Quando os primeiros casos da doença foram confirmados em São Paulo, Teixeira estava à frente do programa de hanseníase do estado. A experiência com uma doença que também era marcada pela exclusão, ajudou a desenhar para a aids uma política pautada no direito à saúde e ao respeito, que passava pela prevenção e assistência, incluindo o acesso aos antirretrovirais, e o trabalho em parceria com sociedade civil.

Em 2000, já à frente do Programa Nacional de DST/Aids do Ministério da Saúde, Paulo Teixeira passou a denunciar que os preços dos medicamentos eram inviáveis para a manutenção do acesso universal ao tratamento de aids pelo SUS e passou a defender a quebra de patentes dos laboratórios farmacêuticos.

Defendeu que a Lei de Patentes brasileira, aprovada em 1996, limitou o acesso à saúde e organizou um programa internacional de transferência de tecnologia entre países do Sul global para a produção de antirretrovirais genéricos.

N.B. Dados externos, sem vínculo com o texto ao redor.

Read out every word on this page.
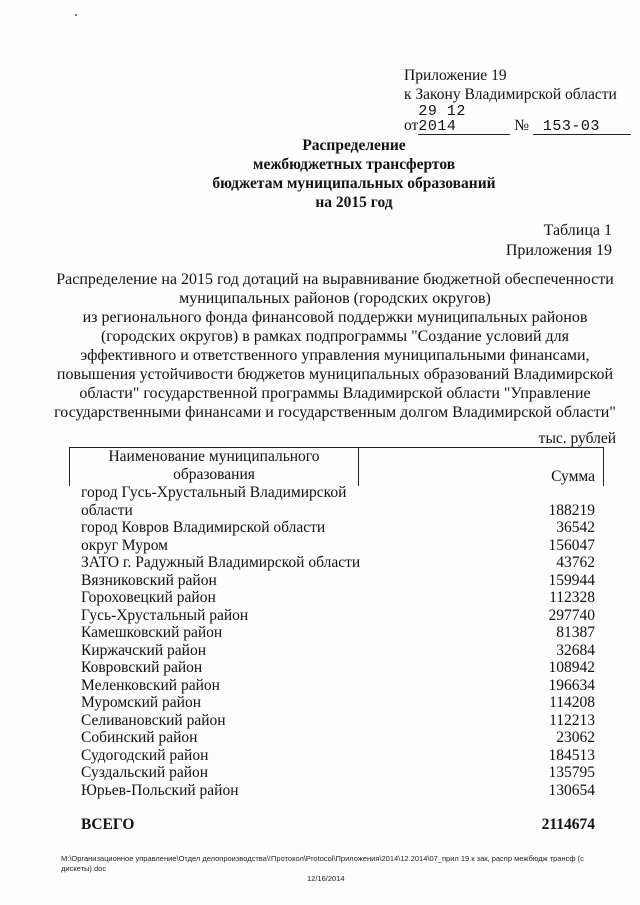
Приложение 19
к Закону Владимирской области
от29 12 2014	№ 153-03
Распределение
межбюджетных трансфертов
бюджетам муниципальных образований
на 2015 год
Таблица 1
Приложения 19
Распределение на 2015 год дотаций на выравнивание бюджетной обеспеченности
муниципальных районов (городских округов)
из регионального фонда финансовой поддержки муниципальных районов
(городских округов) в рамках подпрограммы "Создание условий для
эффективного и ответственного управления муниципальными финансами,
повышения устойчивости бюджетов муниципальных образований Владимирской
области" государственной программы Владимирской области "Управление
государственными финансами и государственным долгом Владимирской области"
тыс. рублей
Наименование муниципального
образования	Сумма
город Гусь-Хрустальный Владимирской области	188219
город Ковров Владимирской области	36542
округ Муром	156047
ЗАТО г. Радужный Владимирской области	43762
Вязниковский район	159944
Гороховецкий район	112328
Гусь-Хрустальный район	297740
Камешковский район	81387
Киржачский район	32684
Ковровский район	108942
Меленковский район	196634
Муромский район	114208
Селивановский район	112213
Собинский район	23062
Судогодский район	184513
Суздальский район	135795
Юрьев-Польский район	130654
ВСЕГО	2114674
M:\Организационное управление\Отдел делопроизводства\!Протокол\Protocol\Приложения\2014\12.2014\07_прил 19 к зак, распр межбюдж трансф (с дискеты).doc
12/16/2014
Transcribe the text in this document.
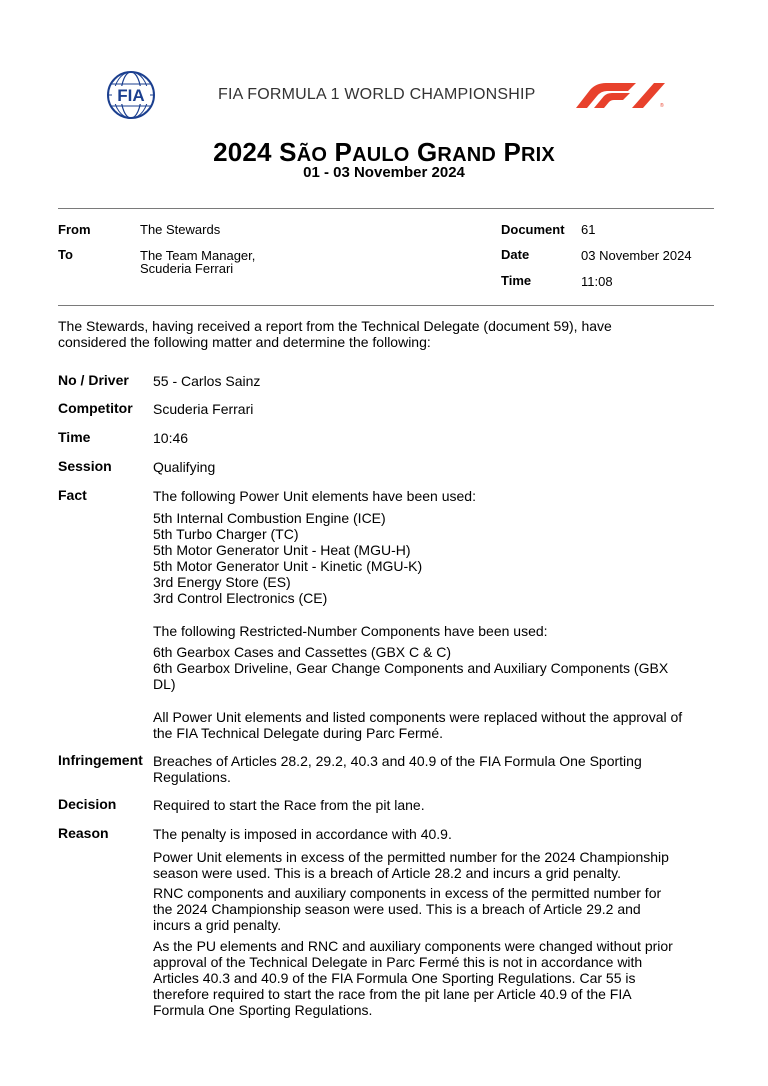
FIA	FIA FORMULA 1 WORLD CHAMPIONSHIP
®
F1
2024 SÃO PAULO GRAND PRIX
01 - 03 November 2024
From	The Stewards
To	The Team Manager,
Scuderia Ferrari
Document 61
Date	03 November 2024
Time	11:08
The Stewards, having received a report from the Technical Delegate (document 59), have
considered the following matter and determine the following:
No / Driver 55 - Carlos Sainz
Competitor Scuderia Ferrari
Time	10:46
Session	Qualifying
Fact	The following Power Unit elements have been used:
5th Internal Combustion Engine (ICE)
5th Turbo Charger (TC)
5th Motor Generator Unit - Heat (MGU-H)
5th Motor Generator Unit - Kinetic (MGU-K)
3rd Energy Store (ES)
3rd Control Electronics (CE)
The following Restricted-Number Components have been used:
6th Gearbox Cases and Cassettes (GBX C & C)
6th Gearbox Driveline, Gear Change Components and Auxiliary Components (GBX
DL)
All Power Unit elements and listed components were replaced without the approval of
the FIA Technical Delegate during Parc Fermé.
Infringement Breaches of Articles 28.2, 29.2, 40.3 and 40.9 of the FIA Formula One Sporting
Regulations.
Decision	Required to start the Race from the pit lane.
Reason	The penalty is imposed in accordance with 40.9.
Power Unit elements in excess of the permitted number for the 2024 Championship
season were used. This is a breach of Article 28.2 and incurs a grid penalty.
RNC components and auxiliary components in excess of the permitted number for
the 2024 Championship season were used. This is a breach of Article 29.2 and
incurs a grid penalty.
As the PU elements and RNC and auxiliary components were changed without prior
approval of the Technical Delegate in Parc Fermé this is not in accordance with
Articles 40.3 and 40.9 of the FIA Formula One Sporting Regulations. Car 55 is
therefore required to start the race from the pit lane per Article 40.9 of the FIA
Formula One Sporting Regulations.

Esse movimento foi fundamental para que em 2001, a Organização Mundial do Comércio reconhecesse que o direito à saúde está acima das regras de propriedade intelectual e fortaleceu a luta dos países pobres pelo direito de acesso ao tratamento.

A luta pelo acesso universal ao tratamento seguiu na OMS, quando Paulo Roberto Teixeira, assumiu em 2003 o Departamento de HIV/Aids da OMS e integrou a estratégia 3 by 5 que estabeleceu a meta de 3 milhões de pessoas vivendo com HIV em tratamento até o fim de 2005.

Em nota, o Ministério da Saúde manifestou pesar pela morte de Paulo Roberto Teixeira, reconhecendo que ele foi um dos "nomes fundamentais da resposta do país à epidemia" e que Paulo Teixeira "dedicou a vida à defesa da saúde como direito, dos direitos humanos e do acesso universal à prevenção e ao tratamento".